The End Doesn’t Justify the Means

In 2010, a study was done by the McKinsey Global Institute that looked at 24 advanced economies over history that became extremely overindebted and then had a crisis year, such as 1929 (U.S.), 1989 (Japan), 2008 (U.S.) They concluded that all of these debt episodes had to be solved by austerity, which they defined as a period of sustained high national savings rate in which a country lived within its means and cleared up the debt. Few central bankers, nor their political masters, have the political will to vote for austerity because of the cleansing defaults and layoffs that would run their course in the subsequent downturns. However, the wrong question is being asked.

The true question that should be asked is: “Are we acting properly? What will the effects of increased spending and adding more debt have on our future, and our children’s futures?” But, the only question asked by most politicians is “what will get me votes in the upcoming elections?” So, we’ll just keep taking on more debt trying to solve the problem, and the economic activity will just keep getting weaker. The end doesn’t justify the means.

Investment Implications

If a high-risk market bubble were an airplane, the current observable market conditions present us with a striking collection of features of an airplane that is losing its engines: Staggering levels of government and corporate debt; the diminishing and costly effects of lower interest rates; highly leveraged loans; weakening economic growth; and stretched market valuations. These airplane-like conditions have proved historically to have been associated with actual subsequent market bubbles. As the financial markets enter what we expect to be a rather disruptive completion to the recent speculative half-cycle, it will be helpful for investors to consider certain truths that are readily learned from history, rather than insisting on re-learning them the hard way.
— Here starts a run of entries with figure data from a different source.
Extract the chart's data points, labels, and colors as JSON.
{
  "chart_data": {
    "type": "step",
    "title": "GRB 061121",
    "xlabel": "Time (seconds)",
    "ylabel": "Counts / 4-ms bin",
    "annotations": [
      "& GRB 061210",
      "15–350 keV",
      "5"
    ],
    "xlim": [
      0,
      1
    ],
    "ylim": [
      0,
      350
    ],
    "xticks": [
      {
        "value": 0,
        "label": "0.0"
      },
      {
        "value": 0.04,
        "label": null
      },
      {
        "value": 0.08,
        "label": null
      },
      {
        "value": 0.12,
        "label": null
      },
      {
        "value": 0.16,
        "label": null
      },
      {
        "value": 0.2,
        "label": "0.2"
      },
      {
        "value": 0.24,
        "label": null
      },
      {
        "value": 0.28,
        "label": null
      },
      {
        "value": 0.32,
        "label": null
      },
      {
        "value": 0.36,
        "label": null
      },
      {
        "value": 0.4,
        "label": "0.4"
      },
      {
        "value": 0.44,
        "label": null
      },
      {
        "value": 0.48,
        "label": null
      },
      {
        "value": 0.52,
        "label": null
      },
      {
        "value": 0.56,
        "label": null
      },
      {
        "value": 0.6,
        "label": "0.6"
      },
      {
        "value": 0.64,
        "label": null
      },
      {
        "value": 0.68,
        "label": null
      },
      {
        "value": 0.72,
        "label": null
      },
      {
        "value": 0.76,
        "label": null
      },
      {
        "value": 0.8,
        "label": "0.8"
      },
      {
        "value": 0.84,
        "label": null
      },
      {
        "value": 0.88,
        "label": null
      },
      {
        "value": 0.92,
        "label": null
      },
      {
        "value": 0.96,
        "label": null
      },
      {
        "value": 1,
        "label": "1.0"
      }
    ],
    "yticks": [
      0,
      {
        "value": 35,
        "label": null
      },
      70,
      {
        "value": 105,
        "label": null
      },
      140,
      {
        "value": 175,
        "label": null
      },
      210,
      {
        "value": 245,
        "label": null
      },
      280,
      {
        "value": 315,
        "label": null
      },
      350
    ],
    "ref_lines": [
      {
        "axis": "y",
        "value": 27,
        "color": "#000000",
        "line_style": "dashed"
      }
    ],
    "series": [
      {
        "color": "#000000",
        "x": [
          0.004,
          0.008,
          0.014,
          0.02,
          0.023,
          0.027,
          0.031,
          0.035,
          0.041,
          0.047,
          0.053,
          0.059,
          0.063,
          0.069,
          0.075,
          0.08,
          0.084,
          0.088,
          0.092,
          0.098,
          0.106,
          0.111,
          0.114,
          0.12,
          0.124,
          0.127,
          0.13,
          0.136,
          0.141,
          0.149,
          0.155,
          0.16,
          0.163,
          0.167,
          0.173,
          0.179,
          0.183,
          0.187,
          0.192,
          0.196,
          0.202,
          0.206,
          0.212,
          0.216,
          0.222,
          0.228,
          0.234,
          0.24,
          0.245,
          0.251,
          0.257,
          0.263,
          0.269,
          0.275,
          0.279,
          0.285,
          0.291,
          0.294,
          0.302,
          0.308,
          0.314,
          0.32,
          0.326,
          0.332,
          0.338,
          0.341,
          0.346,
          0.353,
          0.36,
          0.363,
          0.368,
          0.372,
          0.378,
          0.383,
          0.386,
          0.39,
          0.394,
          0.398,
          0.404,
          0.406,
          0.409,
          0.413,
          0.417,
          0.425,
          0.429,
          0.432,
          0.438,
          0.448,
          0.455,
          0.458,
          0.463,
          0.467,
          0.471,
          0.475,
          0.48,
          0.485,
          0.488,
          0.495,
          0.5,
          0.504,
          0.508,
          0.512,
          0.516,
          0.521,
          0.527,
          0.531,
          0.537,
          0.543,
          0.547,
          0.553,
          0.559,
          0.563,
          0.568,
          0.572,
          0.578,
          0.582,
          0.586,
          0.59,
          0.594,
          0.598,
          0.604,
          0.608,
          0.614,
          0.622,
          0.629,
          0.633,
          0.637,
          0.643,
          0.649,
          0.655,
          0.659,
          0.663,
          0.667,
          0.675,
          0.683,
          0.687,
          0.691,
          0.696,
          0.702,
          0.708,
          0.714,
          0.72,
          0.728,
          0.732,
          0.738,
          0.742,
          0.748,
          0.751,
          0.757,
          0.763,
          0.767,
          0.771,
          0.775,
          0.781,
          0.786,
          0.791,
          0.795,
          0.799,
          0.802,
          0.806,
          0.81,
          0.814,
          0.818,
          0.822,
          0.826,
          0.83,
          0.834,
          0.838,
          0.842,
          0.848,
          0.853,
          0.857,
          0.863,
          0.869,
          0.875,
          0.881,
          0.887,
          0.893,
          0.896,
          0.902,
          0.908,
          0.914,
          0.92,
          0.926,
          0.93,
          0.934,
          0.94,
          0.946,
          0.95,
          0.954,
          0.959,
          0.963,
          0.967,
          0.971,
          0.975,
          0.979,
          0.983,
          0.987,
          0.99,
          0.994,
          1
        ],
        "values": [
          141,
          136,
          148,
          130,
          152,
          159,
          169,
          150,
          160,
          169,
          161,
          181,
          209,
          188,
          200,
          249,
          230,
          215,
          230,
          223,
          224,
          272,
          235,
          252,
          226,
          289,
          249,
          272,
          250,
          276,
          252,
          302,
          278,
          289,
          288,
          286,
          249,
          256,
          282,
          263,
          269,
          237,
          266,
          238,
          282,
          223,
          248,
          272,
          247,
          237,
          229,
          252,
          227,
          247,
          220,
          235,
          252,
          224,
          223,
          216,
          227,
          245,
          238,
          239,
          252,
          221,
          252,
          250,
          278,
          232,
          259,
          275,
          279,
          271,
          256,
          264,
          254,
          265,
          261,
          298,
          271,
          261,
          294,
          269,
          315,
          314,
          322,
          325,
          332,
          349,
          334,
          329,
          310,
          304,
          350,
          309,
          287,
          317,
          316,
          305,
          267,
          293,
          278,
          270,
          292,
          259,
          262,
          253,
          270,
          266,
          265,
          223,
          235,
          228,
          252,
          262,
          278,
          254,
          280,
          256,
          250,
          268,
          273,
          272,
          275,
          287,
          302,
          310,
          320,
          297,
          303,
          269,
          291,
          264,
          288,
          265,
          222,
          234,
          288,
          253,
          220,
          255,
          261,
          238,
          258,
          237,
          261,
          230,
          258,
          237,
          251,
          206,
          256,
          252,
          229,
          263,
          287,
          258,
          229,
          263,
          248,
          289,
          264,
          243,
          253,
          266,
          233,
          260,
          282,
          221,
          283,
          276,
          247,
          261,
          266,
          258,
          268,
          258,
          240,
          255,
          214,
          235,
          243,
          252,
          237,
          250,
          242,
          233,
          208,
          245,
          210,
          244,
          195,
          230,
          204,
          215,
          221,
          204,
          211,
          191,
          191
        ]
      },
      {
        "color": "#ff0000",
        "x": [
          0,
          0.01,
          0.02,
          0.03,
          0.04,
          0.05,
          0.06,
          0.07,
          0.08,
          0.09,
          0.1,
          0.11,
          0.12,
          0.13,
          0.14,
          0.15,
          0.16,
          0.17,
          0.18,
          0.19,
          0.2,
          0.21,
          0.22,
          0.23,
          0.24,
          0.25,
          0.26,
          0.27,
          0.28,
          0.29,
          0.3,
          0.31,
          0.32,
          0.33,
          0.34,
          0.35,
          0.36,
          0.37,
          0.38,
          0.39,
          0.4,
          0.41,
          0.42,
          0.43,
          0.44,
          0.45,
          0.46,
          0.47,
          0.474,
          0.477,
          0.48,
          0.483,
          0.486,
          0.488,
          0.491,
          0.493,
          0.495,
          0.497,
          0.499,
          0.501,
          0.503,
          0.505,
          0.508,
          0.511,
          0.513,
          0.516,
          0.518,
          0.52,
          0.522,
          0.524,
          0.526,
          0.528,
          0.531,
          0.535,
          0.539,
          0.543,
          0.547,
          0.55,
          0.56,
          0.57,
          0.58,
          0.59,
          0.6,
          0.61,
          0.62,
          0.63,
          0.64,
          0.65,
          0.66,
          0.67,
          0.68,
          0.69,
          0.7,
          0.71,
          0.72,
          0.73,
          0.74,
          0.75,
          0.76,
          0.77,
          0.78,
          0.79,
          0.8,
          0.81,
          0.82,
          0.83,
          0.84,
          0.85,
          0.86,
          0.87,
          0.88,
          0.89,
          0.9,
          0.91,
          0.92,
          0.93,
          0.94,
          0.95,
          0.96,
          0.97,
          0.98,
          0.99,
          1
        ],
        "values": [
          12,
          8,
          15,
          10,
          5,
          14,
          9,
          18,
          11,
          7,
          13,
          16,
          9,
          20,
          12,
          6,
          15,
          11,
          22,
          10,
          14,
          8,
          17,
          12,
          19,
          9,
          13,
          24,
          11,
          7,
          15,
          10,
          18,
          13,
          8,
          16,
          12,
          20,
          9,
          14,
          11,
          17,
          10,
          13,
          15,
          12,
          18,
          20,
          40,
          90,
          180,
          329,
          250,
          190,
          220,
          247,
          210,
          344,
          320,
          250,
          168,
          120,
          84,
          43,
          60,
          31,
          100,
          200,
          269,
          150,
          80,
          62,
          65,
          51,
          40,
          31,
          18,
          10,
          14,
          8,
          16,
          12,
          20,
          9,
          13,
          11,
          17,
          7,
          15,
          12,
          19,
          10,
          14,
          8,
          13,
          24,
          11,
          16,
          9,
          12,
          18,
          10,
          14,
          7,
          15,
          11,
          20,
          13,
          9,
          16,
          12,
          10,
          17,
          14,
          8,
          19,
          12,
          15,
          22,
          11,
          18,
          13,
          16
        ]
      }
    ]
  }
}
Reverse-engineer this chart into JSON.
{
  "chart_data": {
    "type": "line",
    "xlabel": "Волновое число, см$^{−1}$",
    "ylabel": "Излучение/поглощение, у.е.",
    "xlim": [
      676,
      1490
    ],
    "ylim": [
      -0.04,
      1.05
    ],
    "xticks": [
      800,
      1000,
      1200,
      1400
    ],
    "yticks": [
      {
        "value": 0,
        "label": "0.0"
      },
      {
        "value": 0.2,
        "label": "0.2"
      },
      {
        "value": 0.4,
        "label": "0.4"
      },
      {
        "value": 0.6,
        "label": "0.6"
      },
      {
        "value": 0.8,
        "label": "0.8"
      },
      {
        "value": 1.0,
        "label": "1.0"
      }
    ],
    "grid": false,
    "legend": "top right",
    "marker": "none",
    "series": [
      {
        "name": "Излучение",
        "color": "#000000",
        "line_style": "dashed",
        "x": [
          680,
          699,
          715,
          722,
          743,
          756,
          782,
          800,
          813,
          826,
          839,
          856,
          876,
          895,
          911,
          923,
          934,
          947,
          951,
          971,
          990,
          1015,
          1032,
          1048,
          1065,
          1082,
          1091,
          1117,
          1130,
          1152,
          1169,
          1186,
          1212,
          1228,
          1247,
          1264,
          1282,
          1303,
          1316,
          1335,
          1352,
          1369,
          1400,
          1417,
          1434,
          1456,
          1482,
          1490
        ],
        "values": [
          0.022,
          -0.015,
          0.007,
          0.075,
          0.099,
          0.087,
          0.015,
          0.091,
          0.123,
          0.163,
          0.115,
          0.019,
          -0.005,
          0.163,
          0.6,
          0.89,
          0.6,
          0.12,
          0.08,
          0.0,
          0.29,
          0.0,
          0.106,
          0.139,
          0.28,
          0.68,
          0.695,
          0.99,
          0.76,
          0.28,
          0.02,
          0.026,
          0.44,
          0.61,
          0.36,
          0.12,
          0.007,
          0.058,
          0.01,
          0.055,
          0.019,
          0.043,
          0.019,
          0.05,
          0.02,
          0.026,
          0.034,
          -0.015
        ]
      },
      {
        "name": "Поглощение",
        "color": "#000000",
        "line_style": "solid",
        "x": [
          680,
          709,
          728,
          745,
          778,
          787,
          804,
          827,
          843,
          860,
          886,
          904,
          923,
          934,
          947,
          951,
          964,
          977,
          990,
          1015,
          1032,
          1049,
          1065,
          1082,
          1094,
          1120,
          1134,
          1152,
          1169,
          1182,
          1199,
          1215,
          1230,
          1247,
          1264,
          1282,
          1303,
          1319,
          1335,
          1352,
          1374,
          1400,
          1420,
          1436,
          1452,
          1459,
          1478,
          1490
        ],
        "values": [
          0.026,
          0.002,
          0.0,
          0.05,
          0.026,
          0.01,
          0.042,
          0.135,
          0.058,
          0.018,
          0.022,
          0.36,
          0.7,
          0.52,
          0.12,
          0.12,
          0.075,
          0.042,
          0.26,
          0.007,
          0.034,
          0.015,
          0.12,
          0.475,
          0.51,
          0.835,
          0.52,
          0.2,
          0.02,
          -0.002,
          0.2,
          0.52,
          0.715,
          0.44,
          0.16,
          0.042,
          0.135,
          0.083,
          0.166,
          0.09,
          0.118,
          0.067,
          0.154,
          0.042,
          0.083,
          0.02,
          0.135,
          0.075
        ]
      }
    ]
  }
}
The strongest investment opportunities have two essential features: 1) a material retreat in market valuations, followed by 2) an identifiable shift to uniformly favorable market action across multiple sectors. The general tone of the markets is typically fearful and even hopeless at those points. But, that’s when investors should be most willing to embrace market risk. It’s also the exact opposite tone of what we observe today. Currently, we think its prudent to focus on capital preservation, to be relatively light in taking risk in portfolios, and to take advantage of the opportunities as they present themselves. Knowing truth and having enough foresight may not help you get rich in the short-term, but it can definitely help you from becoming poor in the long-term!

“By the time a recession is widely accepted, a great deal of bear market damage will have likely already been done.”